In His Own Words
by Shloma Rosenberg
I have no legends to tell, only experiences to relate. I have no beginning and I will never end. My existence is truly eternal. I do not walk among the Orishas, nor do I walk in the world of humans. My realm is the depth of creation, the bottom of the sea.
In this, my watery domain, I conjure the brew of life. All those things that swim through the waters, all those things that walk or crawl over land, all those things that fly through the air began here in my darkness. I set the proper forces in motion, I send forth the beginnings of life. As they progress higher toward the surface of the world they become exposed to light and to different types of nourishment. They begin to change as they reach the higher levels of the ocean and enter the realm of Yemoja, my daughter. Or is she my mother? my wife? Does it matter? We are both constant. Having each been here since the beginning of time it is difficult for us to remember who came first.
I find it interesting that my children derive so much pleasure from arguing about my sex. It is fascinating that after millions of years on this planet their sexual realities are still so limited. In the depths of my waters it is the male seahorse who bears his young, and there are worms that have sex with themselves to procreate. There are creatures who are born one sex and die another, and some who propagate their species without any sex at all. I am the womb of all life, how could I be male? I am the catalyst of creation, how could I be female? Am I wasting my breath? Maybe so. Will Humans ever get beyond their dualistic reality? Maybe not.
I am often visited by your ancestors. The bottom of the ocean is the cemetery of truth. There are no aesthetics, no elaborate rites or markers to pretty up the disagreeable circumstances that invariably surround the deaths of the souls who end up here. Stupid vacationers who can't seem to heed even the most rudimentary safety precautions float lazily into my home, sailboats in tow. Blundering snitches with feet enveloped in cement divebomb my palace. Forlorn Romeos, engagement ring in one hand, "Dear John" letter in the other, crash headlong into my domain from the tops of bridges. Death no longer saddens me, for their souls leave quickly, off for another try, leaving me with only their bones and their memories.
Do I sound to you cynical? Do I appear sarcastic? Rest assured, my memory is painfully long, and sarcasm my only defense from it.

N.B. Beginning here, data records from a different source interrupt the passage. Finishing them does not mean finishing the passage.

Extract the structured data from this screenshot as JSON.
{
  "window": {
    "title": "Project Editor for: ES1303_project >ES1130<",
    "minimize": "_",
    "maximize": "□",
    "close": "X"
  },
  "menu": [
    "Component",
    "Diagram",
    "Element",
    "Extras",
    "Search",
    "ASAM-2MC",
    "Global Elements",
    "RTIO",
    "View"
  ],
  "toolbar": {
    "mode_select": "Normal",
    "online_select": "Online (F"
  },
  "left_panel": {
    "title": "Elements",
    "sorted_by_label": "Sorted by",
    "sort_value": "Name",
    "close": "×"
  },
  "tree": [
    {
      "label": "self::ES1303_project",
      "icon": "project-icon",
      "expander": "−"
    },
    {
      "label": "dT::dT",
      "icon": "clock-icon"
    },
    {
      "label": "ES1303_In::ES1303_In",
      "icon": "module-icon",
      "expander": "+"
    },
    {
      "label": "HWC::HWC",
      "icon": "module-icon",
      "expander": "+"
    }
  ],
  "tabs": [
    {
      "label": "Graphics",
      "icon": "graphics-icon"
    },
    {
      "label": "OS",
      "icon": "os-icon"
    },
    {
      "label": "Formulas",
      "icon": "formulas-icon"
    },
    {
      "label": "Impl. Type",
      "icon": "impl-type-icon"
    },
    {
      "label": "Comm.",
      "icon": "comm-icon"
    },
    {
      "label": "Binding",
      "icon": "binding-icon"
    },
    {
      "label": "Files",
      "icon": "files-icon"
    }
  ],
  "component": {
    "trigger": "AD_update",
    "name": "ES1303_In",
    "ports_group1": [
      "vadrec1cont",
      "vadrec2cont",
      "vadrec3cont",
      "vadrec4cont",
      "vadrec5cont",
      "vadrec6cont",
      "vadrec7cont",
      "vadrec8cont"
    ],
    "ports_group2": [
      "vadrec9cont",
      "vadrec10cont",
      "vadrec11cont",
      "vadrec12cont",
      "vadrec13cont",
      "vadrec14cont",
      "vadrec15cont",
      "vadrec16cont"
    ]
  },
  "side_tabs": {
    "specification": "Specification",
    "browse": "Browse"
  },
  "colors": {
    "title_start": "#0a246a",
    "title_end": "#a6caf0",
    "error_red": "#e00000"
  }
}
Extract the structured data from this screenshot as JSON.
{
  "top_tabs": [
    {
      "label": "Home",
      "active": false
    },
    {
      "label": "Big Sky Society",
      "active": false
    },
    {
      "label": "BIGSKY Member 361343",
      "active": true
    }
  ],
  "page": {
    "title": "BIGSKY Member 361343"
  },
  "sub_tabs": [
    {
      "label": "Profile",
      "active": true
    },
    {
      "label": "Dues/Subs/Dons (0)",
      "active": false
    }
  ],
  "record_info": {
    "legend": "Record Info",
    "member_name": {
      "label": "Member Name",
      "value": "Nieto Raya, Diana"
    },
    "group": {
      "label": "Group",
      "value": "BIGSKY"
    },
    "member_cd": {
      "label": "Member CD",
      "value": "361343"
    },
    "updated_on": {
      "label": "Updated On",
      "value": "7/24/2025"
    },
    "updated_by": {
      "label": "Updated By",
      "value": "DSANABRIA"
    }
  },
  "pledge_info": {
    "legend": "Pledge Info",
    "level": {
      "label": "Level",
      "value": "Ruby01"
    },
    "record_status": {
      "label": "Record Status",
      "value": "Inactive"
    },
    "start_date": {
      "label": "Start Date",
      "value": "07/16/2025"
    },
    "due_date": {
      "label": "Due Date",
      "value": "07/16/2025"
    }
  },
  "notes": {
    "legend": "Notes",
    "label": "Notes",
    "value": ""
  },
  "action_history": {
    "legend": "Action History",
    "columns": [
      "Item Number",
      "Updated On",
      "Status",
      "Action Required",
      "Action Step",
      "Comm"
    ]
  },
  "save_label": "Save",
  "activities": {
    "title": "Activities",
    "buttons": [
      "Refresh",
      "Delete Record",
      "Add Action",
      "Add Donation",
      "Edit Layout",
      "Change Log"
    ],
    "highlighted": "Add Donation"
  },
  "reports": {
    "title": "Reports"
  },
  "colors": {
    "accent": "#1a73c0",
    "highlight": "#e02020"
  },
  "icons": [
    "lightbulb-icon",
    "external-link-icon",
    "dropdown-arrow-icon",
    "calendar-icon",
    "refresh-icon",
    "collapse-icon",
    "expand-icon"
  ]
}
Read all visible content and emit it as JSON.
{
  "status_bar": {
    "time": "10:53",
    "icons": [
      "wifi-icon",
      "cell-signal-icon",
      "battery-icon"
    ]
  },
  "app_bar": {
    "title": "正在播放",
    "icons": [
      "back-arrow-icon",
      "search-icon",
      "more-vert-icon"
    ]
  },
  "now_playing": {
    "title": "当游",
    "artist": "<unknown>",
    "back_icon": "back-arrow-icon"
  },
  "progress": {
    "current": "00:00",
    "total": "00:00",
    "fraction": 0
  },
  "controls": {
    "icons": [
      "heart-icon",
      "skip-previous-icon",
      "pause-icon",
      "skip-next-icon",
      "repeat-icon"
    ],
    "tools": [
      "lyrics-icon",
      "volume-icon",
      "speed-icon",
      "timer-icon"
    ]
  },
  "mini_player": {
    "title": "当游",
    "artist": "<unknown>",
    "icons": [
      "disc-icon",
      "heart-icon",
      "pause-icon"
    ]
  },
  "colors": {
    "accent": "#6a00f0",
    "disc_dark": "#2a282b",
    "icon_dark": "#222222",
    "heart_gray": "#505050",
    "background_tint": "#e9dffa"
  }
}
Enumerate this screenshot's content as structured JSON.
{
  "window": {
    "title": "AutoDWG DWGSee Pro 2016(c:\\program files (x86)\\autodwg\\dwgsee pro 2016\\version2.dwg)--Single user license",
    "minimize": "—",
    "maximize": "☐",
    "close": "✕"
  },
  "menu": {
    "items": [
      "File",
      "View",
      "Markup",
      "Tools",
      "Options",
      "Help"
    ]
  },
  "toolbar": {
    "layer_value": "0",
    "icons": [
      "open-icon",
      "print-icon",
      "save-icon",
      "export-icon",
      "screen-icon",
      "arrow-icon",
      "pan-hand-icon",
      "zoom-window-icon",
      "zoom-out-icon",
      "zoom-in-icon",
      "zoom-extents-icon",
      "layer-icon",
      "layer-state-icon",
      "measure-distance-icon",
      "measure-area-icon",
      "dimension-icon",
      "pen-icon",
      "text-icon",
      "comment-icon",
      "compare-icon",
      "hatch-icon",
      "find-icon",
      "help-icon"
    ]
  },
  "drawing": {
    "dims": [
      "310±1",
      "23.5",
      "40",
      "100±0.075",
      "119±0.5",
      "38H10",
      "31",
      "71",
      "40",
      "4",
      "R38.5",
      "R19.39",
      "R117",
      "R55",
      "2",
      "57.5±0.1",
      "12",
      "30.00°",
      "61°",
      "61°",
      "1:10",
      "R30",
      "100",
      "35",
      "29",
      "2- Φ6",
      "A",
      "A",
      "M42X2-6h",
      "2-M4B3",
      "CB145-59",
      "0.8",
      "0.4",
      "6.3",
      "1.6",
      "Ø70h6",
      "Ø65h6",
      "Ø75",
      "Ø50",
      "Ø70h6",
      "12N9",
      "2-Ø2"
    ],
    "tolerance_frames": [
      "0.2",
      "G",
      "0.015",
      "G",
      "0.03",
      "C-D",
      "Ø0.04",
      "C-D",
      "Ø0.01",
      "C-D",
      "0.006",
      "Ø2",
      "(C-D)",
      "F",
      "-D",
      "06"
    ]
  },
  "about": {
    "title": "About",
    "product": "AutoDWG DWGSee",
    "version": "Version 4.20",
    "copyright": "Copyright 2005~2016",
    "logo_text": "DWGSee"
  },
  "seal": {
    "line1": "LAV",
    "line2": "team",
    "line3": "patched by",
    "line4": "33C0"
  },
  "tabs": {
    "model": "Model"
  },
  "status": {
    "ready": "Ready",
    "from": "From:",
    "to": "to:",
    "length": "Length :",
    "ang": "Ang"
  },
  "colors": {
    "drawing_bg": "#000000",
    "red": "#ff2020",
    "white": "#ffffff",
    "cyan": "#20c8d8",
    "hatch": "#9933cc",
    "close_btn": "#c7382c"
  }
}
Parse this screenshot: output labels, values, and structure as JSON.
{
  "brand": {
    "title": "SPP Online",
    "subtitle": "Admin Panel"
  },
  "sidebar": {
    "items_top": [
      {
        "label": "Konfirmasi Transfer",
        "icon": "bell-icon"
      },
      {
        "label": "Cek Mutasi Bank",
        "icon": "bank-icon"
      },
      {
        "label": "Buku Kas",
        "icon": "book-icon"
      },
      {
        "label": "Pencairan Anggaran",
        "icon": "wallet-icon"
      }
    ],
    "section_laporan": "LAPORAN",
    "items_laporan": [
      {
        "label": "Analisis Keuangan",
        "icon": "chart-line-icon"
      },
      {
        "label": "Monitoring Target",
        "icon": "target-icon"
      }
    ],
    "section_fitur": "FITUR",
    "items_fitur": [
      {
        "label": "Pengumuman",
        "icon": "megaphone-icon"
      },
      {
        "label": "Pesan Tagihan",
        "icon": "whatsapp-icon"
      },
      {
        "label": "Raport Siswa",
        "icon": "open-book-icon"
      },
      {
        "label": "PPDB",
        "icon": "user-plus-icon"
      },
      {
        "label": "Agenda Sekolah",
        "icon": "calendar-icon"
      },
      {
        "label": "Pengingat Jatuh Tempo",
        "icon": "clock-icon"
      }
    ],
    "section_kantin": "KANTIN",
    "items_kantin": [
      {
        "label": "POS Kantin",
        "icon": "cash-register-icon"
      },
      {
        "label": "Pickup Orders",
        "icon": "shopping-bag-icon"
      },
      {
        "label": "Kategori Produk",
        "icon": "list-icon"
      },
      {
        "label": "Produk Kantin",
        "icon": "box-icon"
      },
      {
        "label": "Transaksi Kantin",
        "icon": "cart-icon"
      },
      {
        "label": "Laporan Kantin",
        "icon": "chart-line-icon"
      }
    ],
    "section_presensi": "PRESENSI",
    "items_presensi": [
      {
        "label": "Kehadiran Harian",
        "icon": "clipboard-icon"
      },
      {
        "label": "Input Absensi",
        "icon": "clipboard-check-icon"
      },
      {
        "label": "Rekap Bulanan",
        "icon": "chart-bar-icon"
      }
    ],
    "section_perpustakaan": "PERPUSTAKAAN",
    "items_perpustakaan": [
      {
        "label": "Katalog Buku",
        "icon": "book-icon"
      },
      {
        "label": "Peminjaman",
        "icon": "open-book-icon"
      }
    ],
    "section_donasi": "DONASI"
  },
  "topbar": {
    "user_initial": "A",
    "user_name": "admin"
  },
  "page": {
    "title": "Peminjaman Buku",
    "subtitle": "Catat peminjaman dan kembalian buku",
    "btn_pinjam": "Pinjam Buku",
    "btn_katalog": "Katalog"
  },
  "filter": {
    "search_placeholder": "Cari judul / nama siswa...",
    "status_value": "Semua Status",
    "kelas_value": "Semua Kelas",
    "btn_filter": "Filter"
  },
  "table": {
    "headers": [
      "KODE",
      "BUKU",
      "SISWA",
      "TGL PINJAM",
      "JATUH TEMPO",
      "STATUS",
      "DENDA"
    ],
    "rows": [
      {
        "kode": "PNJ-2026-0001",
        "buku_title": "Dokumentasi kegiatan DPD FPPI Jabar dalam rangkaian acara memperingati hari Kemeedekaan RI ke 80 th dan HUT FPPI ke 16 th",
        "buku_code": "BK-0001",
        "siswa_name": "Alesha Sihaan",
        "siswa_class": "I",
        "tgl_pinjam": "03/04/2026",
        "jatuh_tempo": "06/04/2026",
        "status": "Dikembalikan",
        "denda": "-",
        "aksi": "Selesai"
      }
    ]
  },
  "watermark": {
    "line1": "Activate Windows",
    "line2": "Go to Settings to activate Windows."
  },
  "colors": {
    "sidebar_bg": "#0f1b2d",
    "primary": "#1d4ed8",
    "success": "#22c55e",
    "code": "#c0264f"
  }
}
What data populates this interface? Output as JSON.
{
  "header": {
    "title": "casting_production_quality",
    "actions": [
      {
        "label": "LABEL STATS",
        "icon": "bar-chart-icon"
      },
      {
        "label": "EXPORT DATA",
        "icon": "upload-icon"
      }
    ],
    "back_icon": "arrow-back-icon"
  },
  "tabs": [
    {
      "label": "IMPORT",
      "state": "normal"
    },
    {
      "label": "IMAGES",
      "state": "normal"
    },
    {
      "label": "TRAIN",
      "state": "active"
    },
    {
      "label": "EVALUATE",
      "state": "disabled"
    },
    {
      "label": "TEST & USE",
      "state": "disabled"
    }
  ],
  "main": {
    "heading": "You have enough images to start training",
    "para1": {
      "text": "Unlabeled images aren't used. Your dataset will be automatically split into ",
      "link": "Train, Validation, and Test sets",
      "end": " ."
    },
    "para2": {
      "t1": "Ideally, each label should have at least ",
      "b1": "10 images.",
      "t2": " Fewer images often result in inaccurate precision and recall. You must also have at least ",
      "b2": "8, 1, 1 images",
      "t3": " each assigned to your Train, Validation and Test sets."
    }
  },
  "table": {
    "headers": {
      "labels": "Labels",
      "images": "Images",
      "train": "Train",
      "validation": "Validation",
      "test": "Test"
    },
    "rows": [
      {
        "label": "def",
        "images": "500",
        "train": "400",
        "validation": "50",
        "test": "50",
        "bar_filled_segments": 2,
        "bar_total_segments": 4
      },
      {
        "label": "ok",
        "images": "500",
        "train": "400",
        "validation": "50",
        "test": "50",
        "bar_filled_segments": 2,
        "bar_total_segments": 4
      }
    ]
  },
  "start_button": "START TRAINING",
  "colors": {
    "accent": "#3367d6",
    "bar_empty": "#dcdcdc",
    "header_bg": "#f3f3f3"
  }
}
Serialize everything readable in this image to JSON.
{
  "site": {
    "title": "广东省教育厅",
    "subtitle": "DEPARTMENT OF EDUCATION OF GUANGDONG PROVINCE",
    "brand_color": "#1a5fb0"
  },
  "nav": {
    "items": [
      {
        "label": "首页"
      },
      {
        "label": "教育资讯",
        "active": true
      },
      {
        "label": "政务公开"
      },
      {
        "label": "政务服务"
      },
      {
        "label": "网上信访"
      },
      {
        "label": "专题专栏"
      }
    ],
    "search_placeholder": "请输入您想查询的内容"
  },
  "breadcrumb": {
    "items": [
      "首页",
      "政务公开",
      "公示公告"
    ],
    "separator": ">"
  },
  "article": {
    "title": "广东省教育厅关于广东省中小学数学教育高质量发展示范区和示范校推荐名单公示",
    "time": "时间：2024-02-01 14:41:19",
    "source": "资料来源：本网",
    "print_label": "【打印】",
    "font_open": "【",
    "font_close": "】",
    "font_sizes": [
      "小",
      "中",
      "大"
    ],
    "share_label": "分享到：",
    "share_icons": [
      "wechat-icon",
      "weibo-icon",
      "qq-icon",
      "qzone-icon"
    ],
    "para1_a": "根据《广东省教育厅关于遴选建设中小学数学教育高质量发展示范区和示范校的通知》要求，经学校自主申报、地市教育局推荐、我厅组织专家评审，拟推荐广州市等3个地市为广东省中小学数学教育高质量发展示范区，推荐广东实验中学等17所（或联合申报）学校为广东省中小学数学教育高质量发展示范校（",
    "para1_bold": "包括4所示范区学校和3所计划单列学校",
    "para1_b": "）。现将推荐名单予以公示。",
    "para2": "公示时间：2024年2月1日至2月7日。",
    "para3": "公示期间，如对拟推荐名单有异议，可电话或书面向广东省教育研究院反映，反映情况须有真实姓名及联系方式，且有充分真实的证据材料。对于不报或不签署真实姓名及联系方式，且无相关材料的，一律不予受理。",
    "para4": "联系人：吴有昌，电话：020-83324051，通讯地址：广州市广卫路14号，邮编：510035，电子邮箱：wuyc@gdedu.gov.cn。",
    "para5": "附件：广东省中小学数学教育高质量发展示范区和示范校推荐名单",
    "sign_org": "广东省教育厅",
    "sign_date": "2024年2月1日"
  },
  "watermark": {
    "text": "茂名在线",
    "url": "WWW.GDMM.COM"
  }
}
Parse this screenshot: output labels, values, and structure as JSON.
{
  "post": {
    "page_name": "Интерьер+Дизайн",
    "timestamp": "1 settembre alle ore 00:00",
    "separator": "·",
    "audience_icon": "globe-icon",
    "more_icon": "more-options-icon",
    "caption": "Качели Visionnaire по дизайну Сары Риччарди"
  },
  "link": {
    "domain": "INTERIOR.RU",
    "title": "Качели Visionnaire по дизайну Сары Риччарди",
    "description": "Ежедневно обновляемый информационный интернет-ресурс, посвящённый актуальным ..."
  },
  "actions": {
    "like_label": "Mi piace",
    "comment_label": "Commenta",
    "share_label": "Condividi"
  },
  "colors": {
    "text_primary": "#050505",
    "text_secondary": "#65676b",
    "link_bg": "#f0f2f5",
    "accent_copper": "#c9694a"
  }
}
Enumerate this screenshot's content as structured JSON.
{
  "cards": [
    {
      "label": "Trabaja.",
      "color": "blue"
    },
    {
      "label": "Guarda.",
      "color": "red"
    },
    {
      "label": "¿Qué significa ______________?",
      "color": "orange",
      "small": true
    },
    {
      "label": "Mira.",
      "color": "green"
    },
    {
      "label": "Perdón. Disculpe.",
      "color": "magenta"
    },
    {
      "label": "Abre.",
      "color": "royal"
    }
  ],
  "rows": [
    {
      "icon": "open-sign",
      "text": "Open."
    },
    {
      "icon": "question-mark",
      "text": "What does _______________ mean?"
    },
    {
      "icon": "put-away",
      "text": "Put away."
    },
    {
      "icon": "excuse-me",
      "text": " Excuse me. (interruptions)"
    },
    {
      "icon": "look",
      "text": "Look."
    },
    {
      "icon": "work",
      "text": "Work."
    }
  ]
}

I remember a time, and it was not too long ago, that my days and nights were filled with horror. My ocean floors were littered with the dark, emaciated bodies of the descendants of my first children, the First People put on the Earth. They were being stolen from their homeland to be used as servants in a New World. The ones that I received were either too weak or too strong to survive the passage. I cradled in my arms the souls of infants whose mothers had tossed them from slave ships, in order that they could be born again into a better world. I comforted those who had rebelled, accepting death rather than enslavement and rape. I wept with those who had been ill, and were sacrificed to make room and to help stretch provisions. These souls were strong souls, and they were reborn into situations in which they were better able to continue the struggle for freedom.
There were also those that remained among the living. They directed their strength in other ways. Holding their tongues and concealing their knowledge, they trusted in Olodumare, knowing that she had plans for them. They were joined by others whose independence had been limited because they were the wrong color, the wrong sex, they worshiped the wrong god, were from the wrong country or loved the wrong person. These people all became my children. Some of them waited patiently, gaining ground when they could, and some pushed forward to fight. All maintained faith and hope, knowing that their time would come to thrive. I gave them strength and stability through their troubles. After years of struggle much of their freedom has been restored to them. Indeed, many who are already free think my people fully emancipated. But there are many liberties that are more subtle, and harder won. They are reclaiming these freedoms slowly.
They still sing my praises, and when they do I bring them the memories of those first souls, memories of tradition, mystery, and strength. They have caught a glimpse of my power, the power of the mystery and strength of the depths of the sea. They know that this is the foundation of life, and I alone can provide it. I offer it in return for their offerings and praise. My children drink of my ashe, and are restored. Without me the painful process of evolution of body and mind, both individual and communal, would be too much to bear.
My children have been joined by some whose lineage to the First People is not so close, nor so direct, who beg me for these memories. They thirst for knowledge of our common source. They sing my praises and I quench their thirst. For I know that to restore the notion of one source is to restore the notion of one people, and to restore that notion is to restore freedom.